De ratificatieakte zal worden neergelegd bij de regering van het Verenigd Koninkrijk van Groot-Brittannië en Noord-Ierland, die als depositaris optreedt.

Het Tweede Protocol zal in werking treden op de eerste dag van de tweede maand volgend op de dag van de notificatie van de neerlegging van de laatste ratificatie-, aanvaardings- of goedkeuringsakte door de depositaris aan de overeenkomstsluitende partijen.

III. BESPREKING

De heer Hellings wil weten of de bijdrage van België aan de Europese Luchtmachtgroep ongewijzigd blijft ten opzichte van de vorige overeenkomsten.

De vertegenwoordigster van de minister van Defensie antwoordt dat er geen enkele budgettaire wijziging is op dat gebied.

De heer Verstreken vraagt welke landen lid zijn van de Europese Luchtmachtgroep en of dit kan gesitueerd worden binnen de Europese Defensiepijler.

De vertegenwoordigster van de minister van Defensie antwoordt dat België, Frankrijk, Duitsland, Italië, Nederland, Spanje en het Verenigd Koninkrijk lid zijn van de Europese Luchtmachtgroep. De Overeenkomst verwijst weliswaar naar het NAVO-verdrag maar kan toch binnen de Europese Defensiepijler worden gesitueerd.
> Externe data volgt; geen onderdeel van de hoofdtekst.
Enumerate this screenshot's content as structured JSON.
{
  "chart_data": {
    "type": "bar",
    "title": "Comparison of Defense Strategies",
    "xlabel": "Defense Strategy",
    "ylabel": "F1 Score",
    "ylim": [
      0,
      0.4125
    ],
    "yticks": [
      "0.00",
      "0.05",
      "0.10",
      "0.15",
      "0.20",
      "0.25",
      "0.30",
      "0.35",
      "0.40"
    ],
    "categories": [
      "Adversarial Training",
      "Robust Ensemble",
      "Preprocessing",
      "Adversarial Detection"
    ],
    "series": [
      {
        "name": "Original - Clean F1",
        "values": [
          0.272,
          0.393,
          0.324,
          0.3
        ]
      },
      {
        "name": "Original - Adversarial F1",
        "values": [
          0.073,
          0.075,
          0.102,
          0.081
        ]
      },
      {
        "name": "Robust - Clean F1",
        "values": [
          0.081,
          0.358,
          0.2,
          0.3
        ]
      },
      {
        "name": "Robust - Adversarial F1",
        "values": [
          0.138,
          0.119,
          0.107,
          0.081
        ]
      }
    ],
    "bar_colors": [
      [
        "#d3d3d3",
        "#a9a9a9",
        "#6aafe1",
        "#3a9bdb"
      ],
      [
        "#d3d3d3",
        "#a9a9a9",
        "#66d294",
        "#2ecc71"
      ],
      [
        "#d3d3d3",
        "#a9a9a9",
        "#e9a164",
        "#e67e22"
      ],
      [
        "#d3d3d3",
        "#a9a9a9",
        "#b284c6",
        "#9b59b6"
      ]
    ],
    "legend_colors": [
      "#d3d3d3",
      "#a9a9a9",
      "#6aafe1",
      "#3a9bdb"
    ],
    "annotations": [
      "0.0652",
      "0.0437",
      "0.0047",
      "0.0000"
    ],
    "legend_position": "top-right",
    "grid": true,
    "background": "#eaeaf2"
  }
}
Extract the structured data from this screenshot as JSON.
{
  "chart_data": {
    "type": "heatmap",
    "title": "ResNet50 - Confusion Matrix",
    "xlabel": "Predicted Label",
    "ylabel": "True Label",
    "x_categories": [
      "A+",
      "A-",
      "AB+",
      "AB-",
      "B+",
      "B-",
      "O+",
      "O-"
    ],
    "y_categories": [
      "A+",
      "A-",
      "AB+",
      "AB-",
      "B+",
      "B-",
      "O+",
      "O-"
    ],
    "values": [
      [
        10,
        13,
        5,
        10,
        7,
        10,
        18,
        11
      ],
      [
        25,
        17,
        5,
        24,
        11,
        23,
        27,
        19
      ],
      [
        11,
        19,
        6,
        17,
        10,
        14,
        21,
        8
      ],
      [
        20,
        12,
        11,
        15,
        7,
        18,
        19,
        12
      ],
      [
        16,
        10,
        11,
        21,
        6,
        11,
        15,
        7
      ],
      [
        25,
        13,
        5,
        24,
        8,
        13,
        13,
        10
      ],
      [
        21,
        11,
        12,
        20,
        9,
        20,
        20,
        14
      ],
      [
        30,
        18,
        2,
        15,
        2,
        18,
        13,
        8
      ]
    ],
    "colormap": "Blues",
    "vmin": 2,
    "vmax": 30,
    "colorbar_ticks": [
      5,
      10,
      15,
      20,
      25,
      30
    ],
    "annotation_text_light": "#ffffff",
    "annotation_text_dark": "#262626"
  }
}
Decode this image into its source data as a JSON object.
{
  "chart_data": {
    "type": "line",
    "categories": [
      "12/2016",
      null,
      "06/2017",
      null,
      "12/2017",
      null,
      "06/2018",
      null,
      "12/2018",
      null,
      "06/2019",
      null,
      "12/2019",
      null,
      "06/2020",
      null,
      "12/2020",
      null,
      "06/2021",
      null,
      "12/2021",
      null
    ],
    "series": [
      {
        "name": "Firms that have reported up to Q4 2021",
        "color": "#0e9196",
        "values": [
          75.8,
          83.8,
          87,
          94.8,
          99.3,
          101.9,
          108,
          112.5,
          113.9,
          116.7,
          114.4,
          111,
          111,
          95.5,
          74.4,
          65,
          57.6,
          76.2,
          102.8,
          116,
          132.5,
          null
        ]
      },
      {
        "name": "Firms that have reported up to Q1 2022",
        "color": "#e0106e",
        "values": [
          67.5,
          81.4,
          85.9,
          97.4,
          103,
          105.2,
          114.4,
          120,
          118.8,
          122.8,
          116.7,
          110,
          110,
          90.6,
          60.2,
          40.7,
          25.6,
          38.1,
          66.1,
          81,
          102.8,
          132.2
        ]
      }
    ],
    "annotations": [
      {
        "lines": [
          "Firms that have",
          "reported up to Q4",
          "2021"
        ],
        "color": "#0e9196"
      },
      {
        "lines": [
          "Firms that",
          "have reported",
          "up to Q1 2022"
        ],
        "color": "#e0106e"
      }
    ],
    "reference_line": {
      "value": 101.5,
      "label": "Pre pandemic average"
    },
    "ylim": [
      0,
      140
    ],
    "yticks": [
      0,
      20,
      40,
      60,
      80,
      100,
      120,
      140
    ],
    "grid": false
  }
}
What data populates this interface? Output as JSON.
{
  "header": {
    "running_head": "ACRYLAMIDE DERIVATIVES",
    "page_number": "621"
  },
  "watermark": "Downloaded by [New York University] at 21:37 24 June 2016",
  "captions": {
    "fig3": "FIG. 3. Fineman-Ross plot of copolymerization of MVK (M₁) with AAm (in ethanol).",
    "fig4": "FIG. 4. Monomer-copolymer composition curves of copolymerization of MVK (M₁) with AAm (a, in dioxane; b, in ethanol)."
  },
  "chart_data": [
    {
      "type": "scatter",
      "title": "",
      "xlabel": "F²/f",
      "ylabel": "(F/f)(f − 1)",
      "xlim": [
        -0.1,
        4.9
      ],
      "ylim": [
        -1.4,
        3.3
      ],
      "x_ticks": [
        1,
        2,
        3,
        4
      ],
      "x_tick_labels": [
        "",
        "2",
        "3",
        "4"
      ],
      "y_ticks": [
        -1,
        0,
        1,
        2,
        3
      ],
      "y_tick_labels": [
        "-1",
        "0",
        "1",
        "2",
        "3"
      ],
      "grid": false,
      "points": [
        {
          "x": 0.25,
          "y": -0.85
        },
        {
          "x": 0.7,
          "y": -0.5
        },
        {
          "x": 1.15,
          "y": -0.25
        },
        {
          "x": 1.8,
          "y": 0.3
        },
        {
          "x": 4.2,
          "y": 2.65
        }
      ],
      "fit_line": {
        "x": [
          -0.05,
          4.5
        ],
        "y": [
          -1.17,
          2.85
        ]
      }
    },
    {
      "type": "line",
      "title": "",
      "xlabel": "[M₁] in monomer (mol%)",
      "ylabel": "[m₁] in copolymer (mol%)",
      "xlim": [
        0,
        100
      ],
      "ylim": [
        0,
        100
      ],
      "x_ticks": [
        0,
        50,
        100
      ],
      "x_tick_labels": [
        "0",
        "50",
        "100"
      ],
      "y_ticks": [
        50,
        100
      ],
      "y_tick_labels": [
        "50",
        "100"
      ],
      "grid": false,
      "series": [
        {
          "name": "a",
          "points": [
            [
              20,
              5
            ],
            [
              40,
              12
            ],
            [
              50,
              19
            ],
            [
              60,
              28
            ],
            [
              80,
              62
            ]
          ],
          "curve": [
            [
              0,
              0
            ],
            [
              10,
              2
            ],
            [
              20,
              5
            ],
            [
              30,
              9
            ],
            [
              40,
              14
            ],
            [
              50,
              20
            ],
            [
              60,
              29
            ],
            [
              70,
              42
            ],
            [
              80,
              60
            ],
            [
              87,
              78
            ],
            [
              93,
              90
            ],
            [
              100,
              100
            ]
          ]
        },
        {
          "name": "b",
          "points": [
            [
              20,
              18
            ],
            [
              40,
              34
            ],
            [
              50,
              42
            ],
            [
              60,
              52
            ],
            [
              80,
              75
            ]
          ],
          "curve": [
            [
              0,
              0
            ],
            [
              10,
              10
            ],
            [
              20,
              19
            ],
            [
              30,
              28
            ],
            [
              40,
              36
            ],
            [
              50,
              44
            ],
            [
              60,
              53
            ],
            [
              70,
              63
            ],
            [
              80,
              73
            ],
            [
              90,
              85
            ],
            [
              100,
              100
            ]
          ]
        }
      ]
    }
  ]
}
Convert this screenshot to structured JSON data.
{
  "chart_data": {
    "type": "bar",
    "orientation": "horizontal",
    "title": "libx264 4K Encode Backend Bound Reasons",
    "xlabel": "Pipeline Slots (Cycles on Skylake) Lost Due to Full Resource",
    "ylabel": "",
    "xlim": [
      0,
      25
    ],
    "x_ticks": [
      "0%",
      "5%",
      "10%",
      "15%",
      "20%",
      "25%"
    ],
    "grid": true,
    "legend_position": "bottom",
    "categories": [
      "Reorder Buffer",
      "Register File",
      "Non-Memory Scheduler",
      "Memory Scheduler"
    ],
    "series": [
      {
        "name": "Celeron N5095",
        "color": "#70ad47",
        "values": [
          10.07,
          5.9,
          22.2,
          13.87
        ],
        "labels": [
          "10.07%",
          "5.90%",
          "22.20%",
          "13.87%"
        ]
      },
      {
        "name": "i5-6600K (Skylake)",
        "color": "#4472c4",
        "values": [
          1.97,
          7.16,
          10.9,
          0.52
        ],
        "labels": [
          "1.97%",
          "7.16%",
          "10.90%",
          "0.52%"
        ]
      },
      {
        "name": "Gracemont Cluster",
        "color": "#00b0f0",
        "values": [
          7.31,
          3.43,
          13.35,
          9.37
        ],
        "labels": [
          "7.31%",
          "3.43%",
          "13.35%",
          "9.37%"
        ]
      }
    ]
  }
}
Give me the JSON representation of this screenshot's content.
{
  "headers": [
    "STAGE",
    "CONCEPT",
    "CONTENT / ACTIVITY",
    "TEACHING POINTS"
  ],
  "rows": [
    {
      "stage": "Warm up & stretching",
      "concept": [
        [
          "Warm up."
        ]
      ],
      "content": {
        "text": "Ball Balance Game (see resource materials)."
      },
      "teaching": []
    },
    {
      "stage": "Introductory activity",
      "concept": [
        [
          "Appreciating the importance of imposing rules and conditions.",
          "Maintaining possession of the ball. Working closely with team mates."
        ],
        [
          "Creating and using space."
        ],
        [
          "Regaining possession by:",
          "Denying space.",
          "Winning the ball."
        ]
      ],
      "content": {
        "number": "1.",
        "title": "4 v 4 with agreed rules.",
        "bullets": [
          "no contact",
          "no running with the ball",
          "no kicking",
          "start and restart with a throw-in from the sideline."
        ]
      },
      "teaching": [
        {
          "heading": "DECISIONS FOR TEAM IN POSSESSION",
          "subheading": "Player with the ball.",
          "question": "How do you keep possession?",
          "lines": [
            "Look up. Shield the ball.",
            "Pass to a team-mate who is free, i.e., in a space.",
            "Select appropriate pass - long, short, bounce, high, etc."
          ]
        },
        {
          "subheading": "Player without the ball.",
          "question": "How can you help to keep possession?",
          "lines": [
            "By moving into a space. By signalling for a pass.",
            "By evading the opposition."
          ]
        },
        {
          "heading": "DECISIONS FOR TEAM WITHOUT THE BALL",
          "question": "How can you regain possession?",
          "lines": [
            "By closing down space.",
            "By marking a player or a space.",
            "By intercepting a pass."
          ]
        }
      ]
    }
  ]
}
De heer Vanlouwe stelt vast dat het tweede Protocol een herziening inhoudt van het financieringsmechanisme van de Europese Luchtmachtgroep. Het Verenigd Koninkrijk stort de bijdragen van de lidstaten niet langer vooraf maar deze laatsten moeten onmiddellijk zelf instaan voor de betaling. Hoeveel wordt er elk jaar betaald ?

De vertegenwoordigster van de minister van Defensie antwoordt dat het globaal ELG budget 123 320 Britse pond bedroeg voor 2013 en dat de effectieve bijdrage voor ons land 15 039,37 Britse pond was. Voor 2014 bedraagt het globaal budget 144 750 Britse pond en 19 039 Britse pond voor ons land.

IV. STEMMINGEN

De artikelen 1 en 2, alsmede het wetsontwerp in zijn geheel, worden eenparig aangenomen door de 10 aanwezige leden.

Vertrouwen werd geschonken aan de rapporteur voor het opstellen van dit verslag.

De rapporteur, De voorzitter,
Johan VERSTREKEN. Karl VANLOUWE.

De door de commissie aangenomen tekst is dezelfde als de tekst van het wetsontwerp (zie stuk Senaat, nr. 5-2320/1 — 2013/2014).